Do we not long with the Psalmist for God to wash us – to wash the world – thoroughly of iniquity, to let us hear joy and gladness again, to let the bones that have been crushed rejoice? Just as my encounter with the early morning spider webs prompted me to head straight for the shower, so the Psalmist prays that God would wash him, would blot out that which separates him from God. We pray with the Psalmist that God would look away, that God would hide God’s face from us and wash us from our sin, would turn the shower head on the cobwebs that cling to us so tightly and restore us to a state of joy.

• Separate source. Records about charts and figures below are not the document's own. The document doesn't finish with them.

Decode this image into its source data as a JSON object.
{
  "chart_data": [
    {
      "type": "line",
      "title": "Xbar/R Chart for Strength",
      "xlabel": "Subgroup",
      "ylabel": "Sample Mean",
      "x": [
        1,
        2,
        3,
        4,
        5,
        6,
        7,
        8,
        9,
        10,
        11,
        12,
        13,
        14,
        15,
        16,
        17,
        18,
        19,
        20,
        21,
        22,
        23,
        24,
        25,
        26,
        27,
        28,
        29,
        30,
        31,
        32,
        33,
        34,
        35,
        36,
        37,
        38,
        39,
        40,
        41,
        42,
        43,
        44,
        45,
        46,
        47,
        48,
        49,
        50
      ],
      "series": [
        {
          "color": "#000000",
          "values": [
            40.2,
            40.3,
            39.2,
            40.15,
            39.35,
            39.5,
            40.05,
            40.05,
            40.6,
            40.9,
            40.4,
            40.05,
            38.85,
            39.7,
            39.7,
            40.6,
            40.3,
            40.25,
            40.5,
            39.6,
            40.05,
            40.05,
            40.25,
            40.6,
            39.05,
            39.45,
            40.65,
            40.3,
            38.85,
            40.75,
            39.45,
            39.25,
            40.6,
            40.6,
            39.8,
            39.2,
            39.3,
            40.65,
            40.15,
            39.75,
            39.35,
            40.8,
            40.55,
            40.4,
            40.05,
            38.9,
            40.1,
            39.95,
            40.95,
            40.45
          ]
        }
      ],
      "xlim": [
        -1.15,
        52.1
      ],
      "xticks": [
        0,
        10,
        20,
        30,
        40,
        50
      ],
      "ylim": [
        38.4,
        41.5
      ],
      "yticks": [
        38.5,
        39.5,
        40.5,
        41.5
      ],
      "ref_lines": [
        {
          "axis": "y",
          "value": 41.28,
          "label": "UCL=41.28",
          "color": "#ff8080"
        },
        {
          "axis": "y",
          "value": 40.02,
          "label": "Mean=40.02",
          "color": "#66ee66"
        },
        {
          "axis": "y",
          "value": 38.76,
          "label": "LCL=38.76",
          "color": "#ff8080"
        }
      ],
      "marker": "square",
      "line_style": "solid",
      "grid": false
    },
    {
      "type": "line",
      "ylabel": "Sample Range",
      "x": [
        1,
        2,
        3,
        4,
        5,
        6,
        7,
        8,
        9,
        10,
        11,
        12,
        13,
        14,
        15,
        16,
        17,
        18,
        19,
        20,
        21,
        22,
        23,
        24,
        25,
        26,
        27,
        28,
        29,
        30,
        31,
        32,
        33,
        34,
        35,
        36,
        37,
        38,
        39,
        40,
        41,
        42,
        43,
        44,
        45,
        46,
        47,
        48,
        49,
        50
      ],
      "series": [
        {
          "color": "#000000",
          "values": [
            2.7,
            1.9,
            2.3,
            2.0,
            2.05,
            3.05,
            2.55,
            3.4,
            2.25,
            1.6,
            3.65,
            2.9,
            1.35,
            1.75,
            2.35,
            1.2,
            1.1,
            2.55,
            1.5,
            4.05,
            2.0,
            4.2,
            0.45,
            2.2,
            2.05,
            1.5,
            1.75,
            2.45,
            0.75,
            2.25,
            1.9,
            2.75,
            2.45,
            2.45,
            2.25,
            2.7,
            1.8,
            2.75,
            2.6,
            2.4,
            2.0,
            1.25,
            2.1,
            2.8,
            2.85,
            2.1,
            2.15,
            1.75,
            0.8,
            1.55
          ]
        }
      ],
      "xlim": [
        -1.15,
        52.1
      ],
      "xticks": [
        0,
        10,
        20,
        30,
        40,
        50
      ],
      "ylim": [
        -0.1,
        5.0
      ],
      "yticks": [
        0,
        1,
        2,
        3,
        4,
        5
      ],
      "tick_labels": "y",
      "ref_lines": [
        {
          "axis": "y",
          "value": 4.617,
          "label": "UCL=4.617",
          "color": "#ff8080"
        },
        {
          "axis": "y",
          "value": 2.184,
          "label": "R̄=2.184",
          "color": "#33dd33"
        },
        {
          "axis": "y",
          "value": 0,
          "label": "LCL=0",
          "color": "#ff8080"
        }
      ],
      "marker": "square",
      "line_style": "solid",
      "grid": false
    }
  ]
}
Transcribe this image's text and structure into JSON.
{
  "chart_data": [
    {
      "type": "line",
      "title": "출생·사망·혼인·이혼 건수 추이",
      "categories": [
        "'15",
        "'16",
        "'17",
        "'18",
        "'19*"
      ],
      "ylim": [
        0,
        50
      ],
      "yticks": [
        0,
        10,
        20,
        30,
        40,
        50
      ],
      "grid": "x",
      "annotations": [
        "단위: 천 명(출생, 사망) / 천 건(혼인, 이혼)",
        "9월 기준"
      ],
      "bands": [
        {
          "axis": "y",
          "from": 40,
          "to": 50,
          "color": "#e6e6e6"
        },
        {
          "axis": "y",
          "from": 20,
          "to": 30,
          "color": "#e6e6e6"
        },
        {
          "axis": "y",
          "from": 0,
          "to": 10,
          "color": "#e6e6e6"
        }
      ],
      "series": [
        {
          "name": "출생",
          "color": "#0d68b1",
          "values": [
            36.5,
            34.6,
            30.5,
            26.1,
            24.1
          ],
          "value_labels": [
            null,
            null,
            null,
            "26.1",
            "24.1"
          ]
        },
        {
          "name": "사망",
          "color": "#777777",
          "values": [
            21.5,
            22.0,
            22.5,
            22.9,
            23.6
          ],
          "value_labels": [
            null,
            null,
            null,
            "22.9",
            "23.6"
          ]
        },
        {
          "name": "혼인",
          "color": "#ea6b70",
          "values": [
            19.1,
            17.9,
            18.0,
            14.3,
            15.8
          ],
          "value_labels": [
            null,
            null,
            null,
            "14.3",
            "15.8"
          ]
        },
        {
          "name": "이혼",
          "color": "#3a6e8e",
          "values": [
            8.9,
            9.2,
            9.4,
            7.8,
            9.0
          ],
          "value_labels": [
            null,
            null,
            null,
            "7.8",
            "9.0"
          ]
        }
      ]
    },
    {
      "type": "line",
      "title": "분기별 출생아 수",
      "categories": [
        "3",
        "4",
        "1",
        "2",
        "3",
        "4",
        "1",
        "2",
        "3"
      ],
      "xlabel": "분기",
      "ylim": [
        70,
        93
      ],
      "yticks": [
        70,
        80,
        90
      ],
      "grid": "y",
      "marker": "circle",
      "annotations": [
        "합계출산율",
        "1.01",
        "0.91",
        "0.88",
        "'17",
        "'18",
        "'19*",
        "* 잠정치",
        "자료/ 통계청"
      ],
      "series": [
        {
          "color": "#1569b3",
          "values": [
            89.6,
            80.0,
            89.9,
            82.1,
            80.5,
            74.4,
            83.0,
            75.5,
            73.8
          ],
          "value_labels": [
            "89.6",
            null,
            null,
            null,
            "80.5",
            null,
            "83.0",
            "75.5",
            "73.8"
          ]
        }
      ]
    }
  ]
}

These cobwebs of sin mark the life of faith – attaching themselves to our very bodies – and they cover us all the way to the cross, where we are bound. We walk around brushing aimlessly at the sticky webs until they threaten to drive us mad. They come to bind us in the form of so many things: of our complicity in the violence and evil of the world – white supremacy, the degradation of the earth, the systems that keep poverty in place, apathy for those suffering in our midst – but also of our own doubt and confusion, as we ask with Mary Magdalene at the tomb of her Lord after his mysterious arising, where have they laid my Jesus?, wondering if the Christ to whose cross we have been bound will truly rise to conquer death. (Where there are cobwebs, there are spiders.) These cobwebs mark us deeply and invisibly, altering the ordos of our lives with such subtlety that we sometimes do not even know what’s happening.
Our Lenten journey in these 40 days draws us even more intimately into the perception of those cobwebby sins that bind us to the cross of Christ. Beginning with the heavy awareness of our mortality on Ash Wednesday, we bury our alleluias and put away our joyful postludes and walk with our sticky residued bodies all the way to the stripped altar on Good Friday. We have journeyed with our Lord, and we know that sin deeply marks our lives – we are confused, and sticky, and tired. With the Psalmist, we pray to God, “Against you, you alone, have I sinned, and done what is evil in your sight, so that you are justified in your sentence and blameless when you pass judgment.”
My prayer for myself and for the communities of which I am a part, as we journey toward the stripped altar, is that we might begin to recognize the network of cobwebs that are covering us. I pray that we might offer these revelations of sin to God, who is rich in mercy and is compassionate to forgive, and that we might begin the journey to repentance and restoration. I also pray that as God washes us of our sin, immersing us in the baptismal waters, that we might be moved to action on behalf of those with whom we live and work in community. After all, where there are cobwebs, there are spiders; but where there is water, there is grace. Thanks be to God for this gift of cleansing and renewal.
Have mercy on me, O God, according to your steadfast love; according to your abundant mercy blot out my transgressions. Wash me thoroughly from my iniquity, and cleanse me from my sin. For I know my transgressions, and my sin is ever before me. Against you, you alone, have I sinned, and done what is evil in your sight, so that you are justified in your sentence and blameless when you pass judgment. Indeed, I was born guilty, a sinner when my mother conceived me. You desire truth in the inward being; therefore teach me wisdom in my secret heart. Purge me with hyssop, and I shall be clean; wash me, and I shall be whiter than snow. Let me hear joy and gladness; let the bones that you have crushed rejoice. Hide your face from my sins, and blot out all my iniquities. Create in me a clean heart, O God, and put a new and right spirit within me. Do not cast me away from your presence, and do not take your holy spirit from me. Restore to me the joy of your salvation, and sustain in me a willing spirit.